Mahasiswa USK Lolos Semifinal Kompetisi Business Plan Internasional

Mahasiswa Universitas Syiah Kuala (USK) berhasil lolos ke babak semifinal pada kompetisi business plan tingkat internasional yang berlokasi di Lisbon, Portugal.

Hult Prize International Competition, yaitu kompetisi bisnis terbesar tingkat dunia, yang di bawahi langsung oleh Perserikatan Bangsa Bangsa (PBB) untuk mengumpulkan ide-ide dari mahasiswa di seluruh dunia dengan tema yang berbeda-beda setiap tahunnya. Pada tahun ini, memiliki tema “Redesigning Fashion, Launch an innovative social venture in the clothing and fashion industry to make it more sustainable.” atau menginovasikan busana, untuk mencapai target-target United Nations Sustainable Development Goals (UN SDGs).

Kegiatan ini diikuti oleh 3 orang mahasiswa FKG USK yaitu Galuh Satwika Paramita, Deffan Derrico, dan Mohd Fakhriza Naufal dan 1 orang peserta dari FEB USK yakni Muhammad Raiyan Fajri.

Biscateam didampingi oleh mentor kewirausahaan drg. Teuku Ahmad Arbi, Sp.BM (K) dan Fitrah Afandi, S.E, M.Si dan pembimbing penelitian Dr. dr. Nurjannah, MPH., Ph.D, Sp. KKLP dan drg. Diana Setya Ningsih, M.Si.

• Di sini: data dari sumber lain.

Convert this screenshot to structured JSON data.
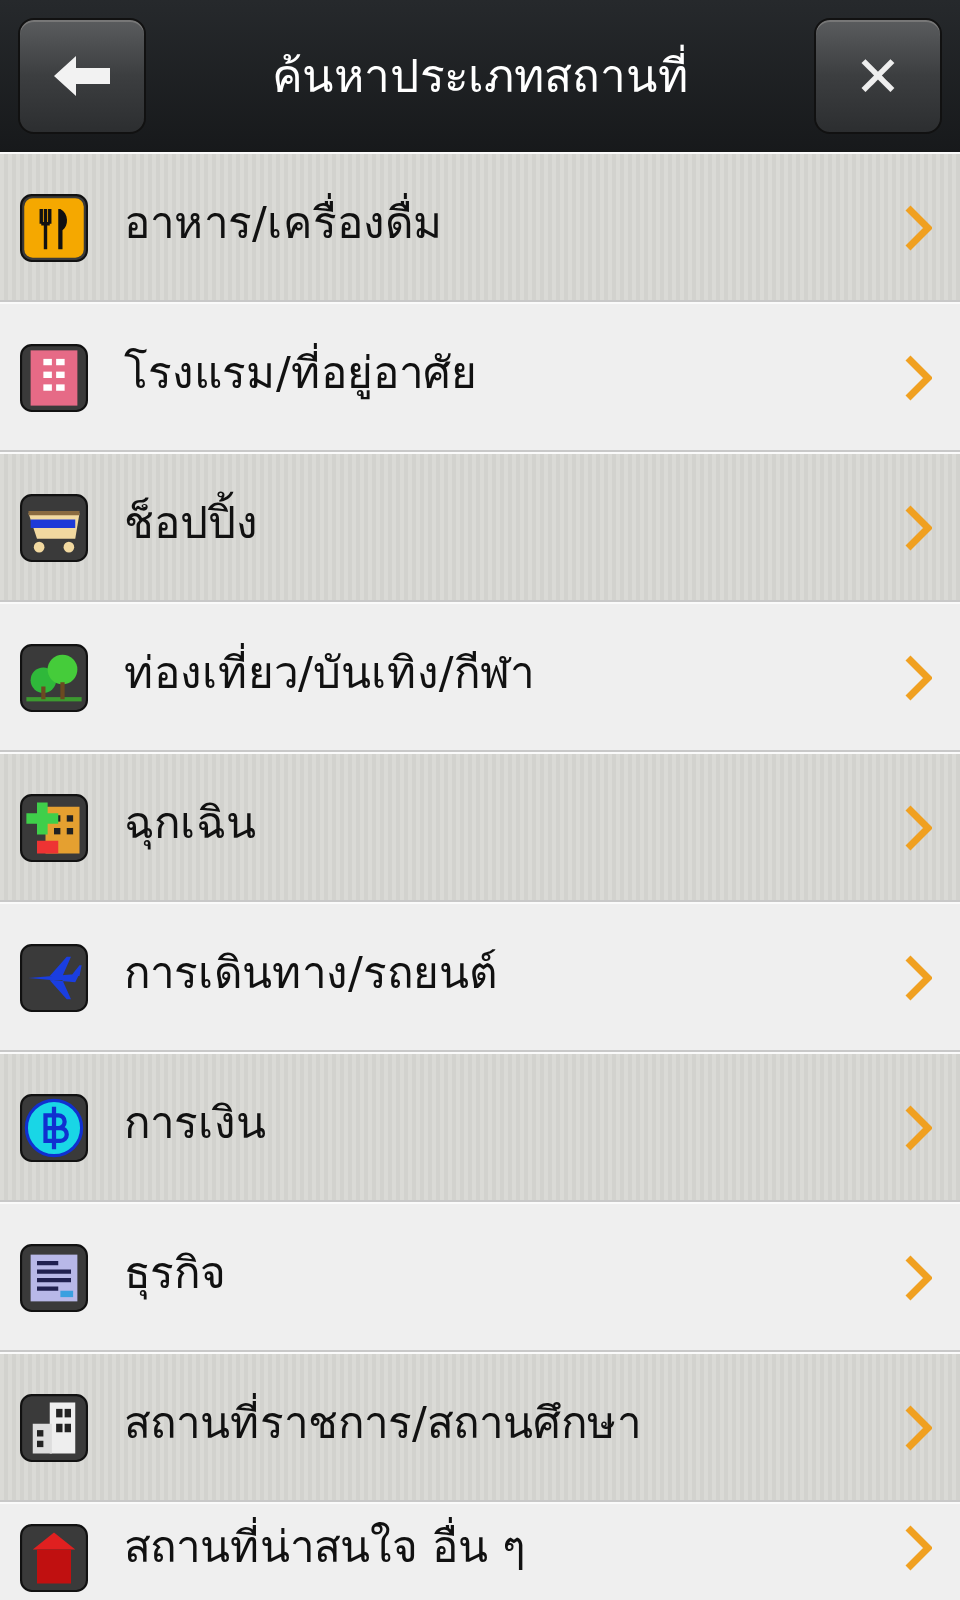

Biscateam memiliki kesempatan untuk mewakili USK pada tahap Regional Summit setelah bersaing melalui website resmi Hult Prize yang dibuka pada tanggal 8 Maret 2023. Setelah runtutan berbagai tahap seleksi kompetisi yang panjang dengan lebih dari 200.000 pendaftar yang mewakili 3.000+ institusi pendidikan tinggi dari 100+ negara, Biscateam terpilih menjadi salah satu dari 700 peserta yang akan lanjut ke tahap Summit Competition yg tersebar di 12 kota di seluruh dunia.

Biscateam terpilih untuk bersaing dengan 49 tim dari beberapa kota di berbagai negara, seperi Paris, Oxford, London, Zurich, Rotterdam, Mexico, Wina, Kairo, Ankara, Brasilia, Berkley, Beirut, Taipei, dan lain-lain yang akan melakukan presentasi di hadapan dewan juri dan investor pada tanggal 23 – 25 Juni yang berlokasi di ISEG |Lisbon School of Economics and Management.

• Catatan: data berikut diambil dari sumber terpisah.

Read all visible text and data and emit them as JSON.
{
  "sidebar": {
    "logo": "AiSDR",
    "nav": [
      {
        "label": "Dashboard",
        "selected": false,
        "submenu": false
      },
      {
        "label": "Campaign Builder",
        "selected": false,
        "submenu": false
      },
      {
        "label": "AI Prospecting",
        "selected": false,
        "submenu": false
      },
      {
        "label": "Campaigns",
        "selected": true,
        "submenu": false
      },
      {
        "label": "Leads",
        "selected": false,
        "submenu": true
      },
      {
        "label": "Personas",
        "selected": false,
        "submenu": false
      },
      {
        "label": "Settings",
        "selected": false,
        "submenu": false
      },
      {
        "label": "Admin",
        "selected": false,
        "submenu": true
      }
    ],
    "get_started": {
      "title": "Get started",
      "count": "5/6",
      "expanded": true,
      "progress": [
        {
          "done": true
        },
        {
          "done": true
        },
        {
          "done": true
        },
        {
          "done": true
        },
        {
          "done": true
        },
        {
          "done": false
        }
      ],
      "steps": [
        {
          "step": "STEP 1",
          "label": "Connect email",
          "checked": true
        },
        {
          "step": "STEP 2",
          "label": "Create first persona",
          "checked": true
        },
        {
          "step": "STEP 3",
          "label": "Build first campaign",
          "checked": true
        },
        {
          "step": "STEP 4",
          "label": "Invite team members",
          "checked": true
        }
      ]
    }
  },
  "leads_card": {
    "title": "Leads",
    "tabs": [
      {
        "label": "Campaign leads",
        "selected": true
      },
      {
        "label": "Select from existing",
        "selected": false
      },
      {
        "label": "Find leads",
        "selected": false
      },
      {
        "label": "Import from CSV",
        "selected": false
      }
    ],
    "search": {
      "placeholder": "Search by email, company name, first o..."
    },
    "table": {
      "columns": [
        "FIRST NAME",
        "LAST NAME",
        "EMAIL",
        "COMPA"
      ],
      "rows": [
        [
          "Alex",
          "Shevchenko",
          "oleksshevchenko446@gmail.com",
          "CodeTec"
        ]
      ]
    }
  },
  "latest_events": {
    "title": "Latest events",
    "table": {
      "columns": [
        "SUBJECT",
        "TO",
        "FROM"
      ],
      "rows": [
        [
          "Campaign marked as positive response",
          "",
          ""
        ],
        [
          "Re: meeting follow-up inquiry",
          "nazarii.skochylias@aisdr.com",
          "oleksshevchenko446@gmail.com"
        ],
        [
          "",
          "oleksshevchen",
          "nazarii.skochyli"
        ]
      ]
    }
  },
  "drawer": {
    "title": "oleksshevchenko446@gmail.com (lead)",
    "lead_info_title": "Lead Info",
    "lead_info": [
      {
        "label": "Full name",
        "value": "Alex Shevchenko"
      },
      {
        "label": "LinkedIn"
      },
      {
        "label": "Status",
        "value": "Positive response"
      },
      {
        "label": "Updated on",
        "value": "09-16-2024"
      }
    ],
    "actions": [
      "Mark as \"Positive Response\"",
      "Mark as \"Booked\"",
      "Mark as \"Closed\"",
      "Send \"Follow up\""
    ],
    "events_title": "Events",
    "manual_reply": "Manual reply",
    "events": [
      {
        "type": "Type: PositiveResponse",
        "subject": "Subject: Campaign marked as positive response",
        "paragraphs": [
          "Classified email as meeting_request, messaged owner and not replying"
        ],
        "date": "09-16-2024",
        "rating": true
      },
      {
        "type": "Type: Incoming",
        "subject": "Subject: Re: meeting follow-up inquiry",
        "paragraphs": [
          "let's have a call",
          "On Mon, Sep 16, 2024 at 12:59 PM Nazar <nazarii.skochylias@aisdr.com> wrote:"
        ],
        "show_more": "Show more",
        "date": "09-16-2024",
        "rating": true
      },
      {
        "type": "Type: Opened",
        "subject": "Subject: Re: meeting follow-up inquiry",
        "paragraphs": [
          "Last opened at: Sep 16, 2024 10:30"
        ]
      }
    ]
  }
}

Jika berhasil lolos pada babak semifinal ini, maka Biscateam akan melanjutkan ke tahap selanjutnya dan akan mendapatkan pelatihan bisnis selama satu bulan yang berlokasi di Boston, Amerika Serikat (A.S.).

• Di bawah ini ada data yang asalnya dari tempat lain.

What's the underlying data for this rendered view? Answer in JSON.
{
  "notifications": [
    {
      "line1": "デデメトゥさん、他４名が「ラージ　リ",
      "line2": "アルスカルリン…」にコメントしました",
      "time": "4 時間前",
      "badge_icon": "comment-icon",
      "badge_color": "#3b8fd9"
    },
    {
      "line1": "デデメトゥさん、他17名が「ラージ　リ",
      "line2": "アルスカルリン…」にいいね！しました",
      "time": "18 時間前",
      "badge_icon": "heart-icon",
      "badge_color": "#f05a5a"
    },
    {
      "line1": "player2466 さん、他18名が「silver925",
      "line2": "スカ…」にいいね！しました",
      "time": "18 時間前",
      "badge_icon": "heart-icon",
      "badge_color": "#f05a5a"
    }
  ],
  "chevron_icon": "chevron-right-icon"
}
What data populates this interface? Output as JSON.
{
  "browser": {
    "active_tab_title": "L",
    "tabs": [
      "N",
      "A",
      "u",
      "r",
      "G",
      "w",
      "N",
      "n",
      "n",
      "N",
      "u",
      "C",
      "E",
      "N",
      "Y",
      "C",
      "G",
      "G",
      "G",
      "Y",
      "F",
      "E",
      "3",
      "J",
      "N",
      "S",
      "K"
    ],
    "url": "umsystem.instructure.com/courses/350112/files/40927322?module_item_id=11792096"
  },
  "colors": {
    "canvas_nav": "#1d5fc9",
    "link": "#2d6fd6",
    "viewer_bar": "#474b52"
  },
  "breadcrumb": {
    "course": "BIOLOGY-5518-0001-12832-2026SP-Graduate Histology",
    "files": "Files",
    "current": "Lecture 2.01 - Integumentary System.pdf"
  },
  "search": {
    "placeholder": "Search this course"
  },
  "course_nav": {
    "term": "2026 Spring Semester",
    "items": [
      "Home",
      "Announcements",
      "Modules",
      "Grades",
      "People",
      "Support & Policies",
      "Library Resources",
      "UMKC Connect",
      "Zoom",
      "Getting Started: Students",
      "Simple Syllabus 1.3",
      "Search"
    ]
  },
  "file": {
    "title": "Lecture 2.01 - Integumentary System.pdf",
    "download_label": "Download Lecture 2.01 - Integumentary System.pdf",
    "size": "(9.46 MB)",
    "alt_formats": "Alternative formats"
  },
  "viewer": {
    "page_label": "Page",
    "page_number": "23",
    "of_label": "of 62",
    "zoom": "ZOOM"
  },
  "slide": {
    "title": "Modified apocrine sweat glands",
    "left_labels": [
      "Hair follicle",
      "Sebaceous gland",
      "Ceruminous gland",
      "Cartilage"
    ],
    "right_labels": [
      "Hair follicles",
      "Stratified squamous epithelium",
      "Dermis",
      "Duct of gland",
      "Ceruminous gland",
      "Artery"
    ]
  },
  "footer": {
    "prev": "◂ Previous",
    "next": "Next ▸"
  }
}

Selanjutnya Grand Final akan diselenggarakan di Paris.

Para pemenang Hult Prize akan mendapatkan pendanaan dan bimbingan dari pengusaha yang berpengalaman untuk mewujudkan ide bisnis mereka di negara asal.

Biscateam sendiri membawakan bisnis Cloture (Cloth Nappy Culture), yaitu sebuah inovasi Clodi (Cloth Diapers) bermotif batik dengan modifikasi fashion yang trendi. Clodi ini memiliki absorben dari serat nanas dan serabut kelapa serta dilengkapi indikator dehidrasi dini pada anak.

Biscateam meyakini bahwa dengan mengembangkan produk ini, dapat mengurangi jumlah limbah kain dan limbah popok bayi sekali pakai (diaper) serta menyejahterakan para petani nanas dan kelapa di Indonesia.

Setelah melakukan penelitian produk, persiapan materi hingga latihan pitching selama beberapa bulan, Biscateam berharap dapat mengharumkan nama Indonesia, khususnya Universiats Syiah Kuala di Kancah Internasional.